Xander was still watching the shadows of Harry and Bub in the car in front. Nathan frowned to himself. He trusted Harry, he honestly did. With his life probably, if it ever came to it. Still, as Harry turned his head to say something to Bub, Nathan found himself replaying that minute before they’d reached Cameron’s car.
‘It’s interesting that Glenn could see Cam’s car from outside your boundary,’ Xander said suddenly. ‘It was pretty well hidden otherwise.’
‘Yeah. But you could say the same for lots of places. Cam could’ve dumped it in the middle of the road in broad daylight and there’d be a good chance no-one would find it for ages. How often does anyone come along there? Once a week? And then, it’s only us or the Atherton lot.’
‘I suppose,’ Xander said. ‘It’s just so flat around here, if I didn’t want my car seen, I’d leave it around the rocks, too.’ He looked out at the empty land. ‘It’s shit that no-one drove or flew by earlier. Even if Thursday was too late, Wednesday might not have been.’
Nathan didn’t reply, but Xander was right. If the car had been found sooner, the alarm would have been raised immediately and help called to hand. Nathan suddenly wondered – he tried to stop himself, but couldn’t – whether the same would be true for himself. If it were his car found abandoned and him in trouble or missing. Would the local passer-by call it in? Or would all those people who still turned their backs on him discover that, actually, when push came to shove, they were no better than he was? He honestly didn’t know.
It wasn’t Ilse’s fault, not even a little bit, but Nathan wouldn’t have even been in town that day if it hadn’t been for her. It had been his third weekend visit in a row to the pub. He’d stopped pretending to himself that he had business in town that made the trip worthwhile and had gone anyway.

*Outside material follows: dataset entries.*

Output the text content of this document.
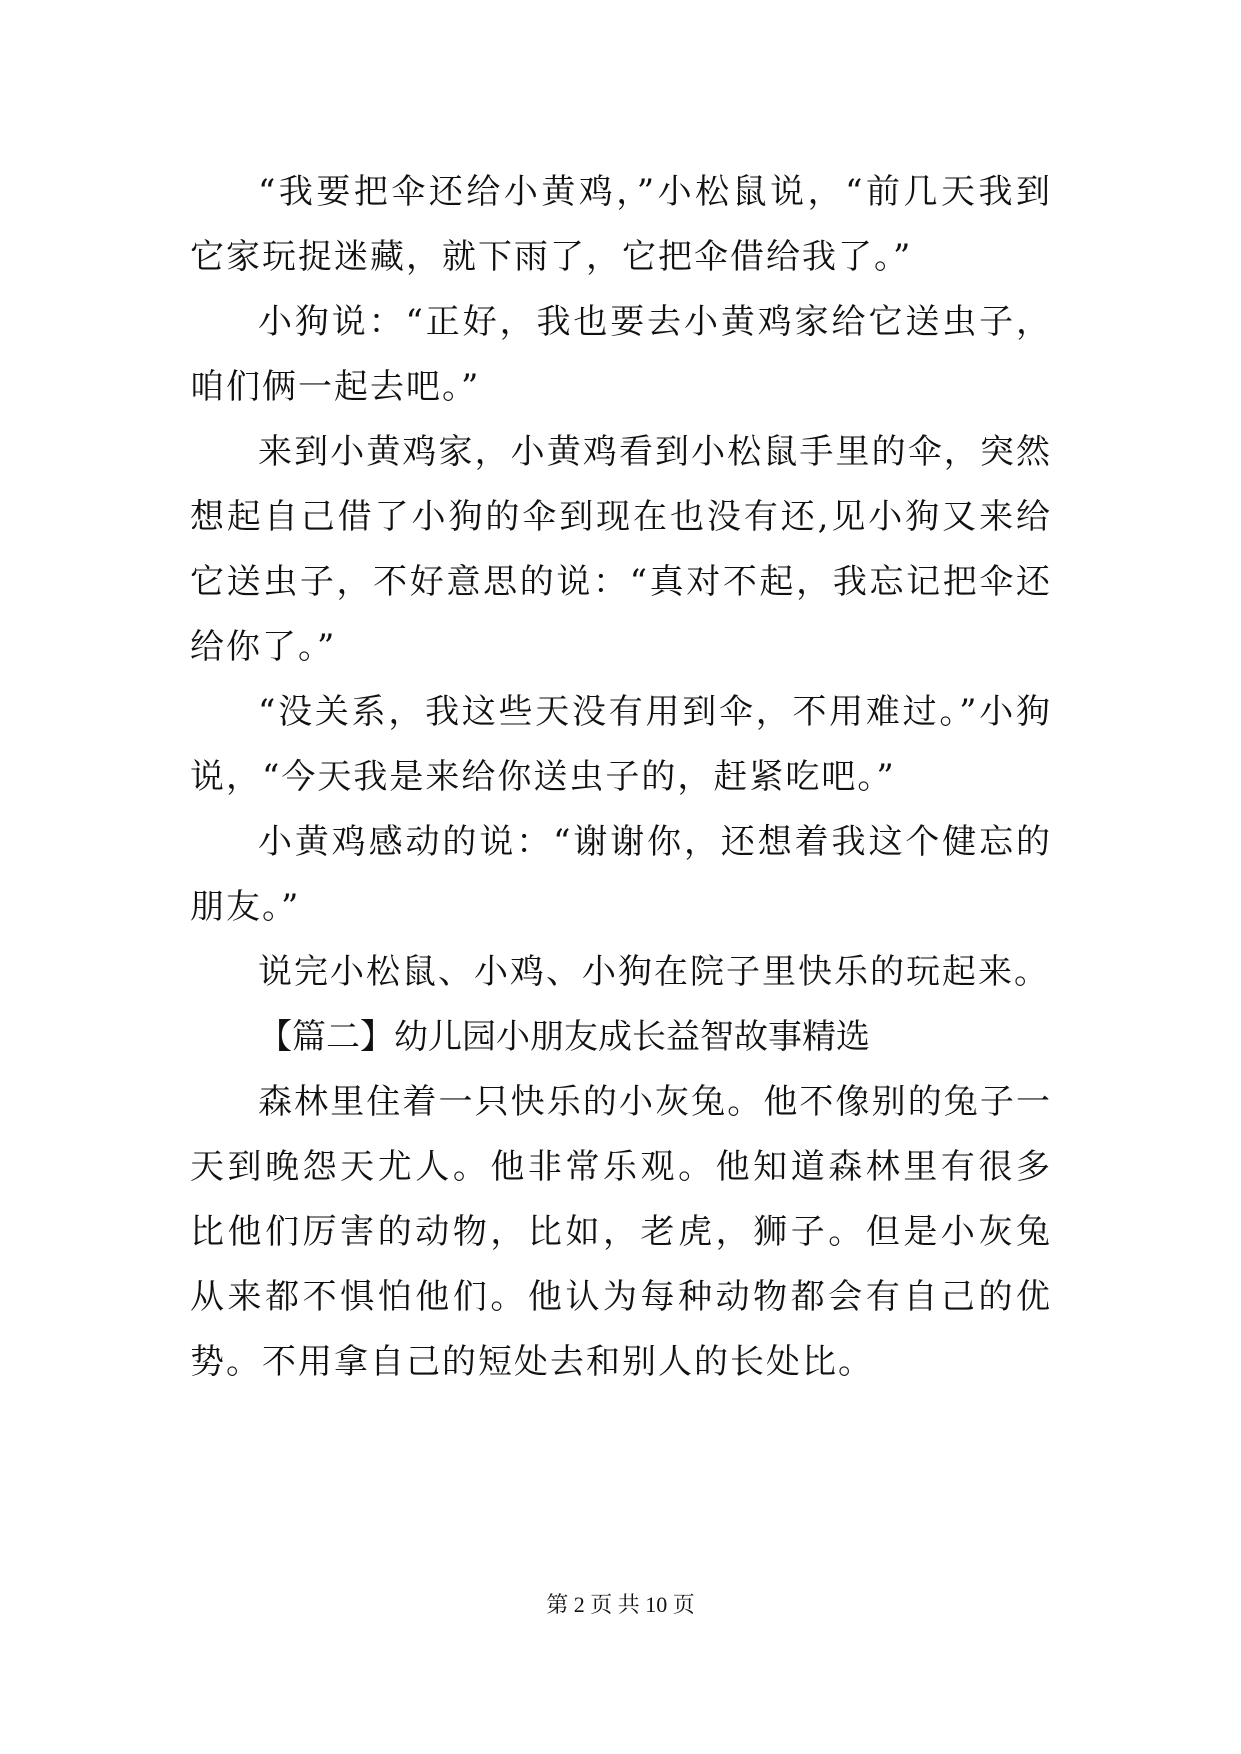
“我要把伞还给小黄鸡，”小松鼠说，“前几天我到它家玩捉迷藏，就下雨了，它把伞借给我了。”

小狗说：“正好，我也要去小黄鸡家给它送虫子，咱们俩一起去吧。”

来到小黄鸡家，小黄鸡看到小松鼠手里的伞，突然想起自己借了小狗的伞到现在也没有还,见小狗又来给它送虫子，不好意思的说：“真对不起，我忘记把伞还给你了。”

“没关系，我这些天没有用到伞，不用难过。”小狗说，“今天我是来给你送虫子的，赶紧吃吧。”

小黄鸡感动的说：“谢谢你，还想着我这个健忘的朋友。”

说完小松鼠、小鸡、小狗在院子里快乐的玩起来。

【篇二】幼儿园小朋友成长益智故事精选

森林里住着一只快乐的小灰兔。他不像别的兔子一天到晚怨天尤人。他非常乐观。他知道森林里有很多比他们厉害的动物，比如，老虎，狮子。但是小灰兔从来都不惧怕他们。他认为每种动物都会有自己的优势。不用拿自己的短处去和别人的长处比。

第 2 页 共 10 页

On his second visit, they’d sat across from each other in the empty bar and he had found himself telling Ilse about his divorce and his son living fifteen hundred kilometres away. In turn, she had told him how she’d had to put her degree on hold and become a full-time carer when her mum’s cancer prognosis became terminal. She’d been engaged, but the daily grind of end-of-life care had proved a bit too much for him, and by the time her mum died, Ilse wasn’t engaged anymore.
They had had another drink and somehow, Nathan wasn’t sure how, they’d ended up smiling and finally laughing. Not about what had happened, but about other things, lighter things that made everything else seem more bearable. He couldn’t stop staring at her. He liked the way she looked and the way she looked at him. He told her about the sand dunes. She smiled and said she’d love to go with him one day.

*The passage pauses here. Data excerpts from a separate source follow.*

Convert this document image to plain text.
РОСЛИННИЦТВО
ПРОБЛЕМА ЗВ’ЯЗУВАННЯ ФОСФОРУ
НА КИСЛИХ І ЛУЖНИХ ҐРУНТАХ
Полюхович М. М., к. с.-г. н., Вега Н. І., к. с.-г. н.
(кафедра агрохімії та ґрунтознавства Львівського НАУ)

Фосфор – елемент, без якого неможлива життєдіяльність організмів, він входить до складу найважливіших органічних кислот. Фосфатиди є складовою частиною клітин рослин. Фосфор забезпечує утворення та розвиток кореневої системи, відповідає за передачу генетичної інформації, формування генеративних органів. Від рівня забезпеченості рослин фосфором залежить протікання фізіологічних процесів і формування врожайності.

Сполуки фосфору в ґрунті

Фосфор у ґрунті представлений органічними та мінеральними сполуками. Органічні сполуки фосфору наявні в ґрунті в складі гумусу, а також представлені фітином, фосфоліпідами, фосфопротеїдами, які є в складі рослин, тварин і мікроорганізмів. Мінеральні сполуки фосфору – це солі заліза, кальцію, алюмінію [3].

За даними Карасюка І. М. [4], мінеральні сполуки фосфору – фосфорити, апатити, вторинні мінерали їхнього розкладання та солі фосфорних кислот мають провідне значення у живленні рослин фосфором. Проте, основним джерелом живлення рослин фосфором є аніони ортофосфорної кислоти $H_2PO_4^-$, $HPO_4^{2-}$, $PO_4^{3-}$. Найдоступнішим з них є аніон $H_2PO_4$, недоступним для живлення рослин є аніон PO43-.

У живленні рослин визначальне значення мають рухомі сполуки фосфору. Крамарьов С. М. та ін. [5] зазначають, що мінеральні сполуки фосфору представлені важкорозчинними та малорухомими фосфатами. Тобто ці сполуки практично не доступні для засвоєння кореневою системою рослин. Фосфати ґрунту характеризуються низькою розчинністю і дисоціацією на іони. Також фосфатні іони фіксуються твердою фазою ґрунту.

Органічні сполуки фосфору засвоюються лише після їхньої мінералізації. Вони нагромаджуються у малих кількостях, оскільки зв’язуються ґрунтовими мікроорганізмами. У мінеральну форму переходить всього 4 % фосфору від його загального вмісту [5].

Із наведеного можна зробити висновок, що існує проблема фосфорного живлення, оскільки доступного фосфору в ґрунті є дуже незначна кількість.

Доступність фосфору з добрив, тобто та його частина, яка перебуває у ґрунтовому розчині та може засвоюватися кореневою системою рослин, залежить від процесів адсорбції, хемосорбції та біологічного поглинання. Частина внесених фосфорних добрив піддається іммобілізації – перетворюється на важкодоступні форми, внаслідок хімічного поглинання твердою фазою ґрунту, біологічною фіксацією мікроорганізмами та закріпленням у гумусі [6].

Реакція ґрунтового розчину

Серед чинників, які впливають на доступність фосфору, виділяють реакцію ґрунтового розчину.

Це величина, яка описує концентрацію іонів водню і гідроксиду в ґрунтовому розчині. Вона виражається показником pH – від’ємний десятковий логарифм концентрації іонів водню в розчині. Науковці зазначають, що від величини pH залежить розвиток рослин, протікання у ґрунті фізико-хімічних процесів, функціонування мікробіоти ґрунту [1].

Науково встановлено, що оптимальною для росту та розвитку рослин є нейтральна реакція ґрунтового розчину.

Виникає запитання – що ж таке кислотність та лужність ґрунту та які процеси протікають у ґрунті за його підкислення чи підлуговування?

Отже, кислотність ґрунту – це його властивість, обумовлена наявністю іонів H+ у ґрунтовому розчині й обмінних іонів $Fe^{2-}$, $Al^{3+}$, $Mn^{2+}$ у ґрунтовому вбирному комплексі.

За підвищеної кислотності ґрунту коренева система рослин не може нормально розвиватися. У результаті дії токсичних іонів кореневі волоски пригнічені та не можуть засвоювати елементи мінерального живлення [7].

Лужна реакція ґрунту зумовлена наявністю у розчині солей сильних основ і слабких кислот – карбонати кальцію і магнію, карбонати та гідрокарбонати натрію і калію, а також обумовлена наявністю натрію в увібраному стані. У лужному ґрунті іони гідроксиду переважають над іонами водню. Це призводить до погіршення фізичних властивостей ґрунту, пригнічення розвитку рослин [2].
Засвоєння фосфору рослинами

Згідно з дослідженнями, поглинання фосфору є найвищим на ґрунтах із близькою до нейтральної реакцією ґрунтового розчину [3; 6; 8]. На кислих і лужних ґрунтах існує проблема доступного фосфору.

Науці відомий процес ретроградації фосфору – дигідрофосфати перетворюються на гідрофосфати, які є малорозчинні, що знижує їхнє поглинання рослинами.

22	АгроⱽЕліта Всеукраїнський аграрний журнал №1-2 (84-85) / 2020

On Nathan’s third visit, he’d stayed again until closing time and Ilse had reached out for his hand after he helped her lock up. The road had been deserted in both directions. She’d let him lead her away from the only streetlight so they could see the glorious night sky more clearly and he’d found himself, as hoped, in a dark corner pressing her hard against the side of his four-wheel drive, with her mouth warm against his. In a heady mix of delight and disbelief he’d thrown open the rear of his car where his sleeping bag was rolled out and waiting for him. Her skin was soft and hot as he’d reached under her shirt and felt her hands on his jeans. Then he’d held her tight and listened to her fast rhythmic breath as the stars shone down on them through the dusty windows.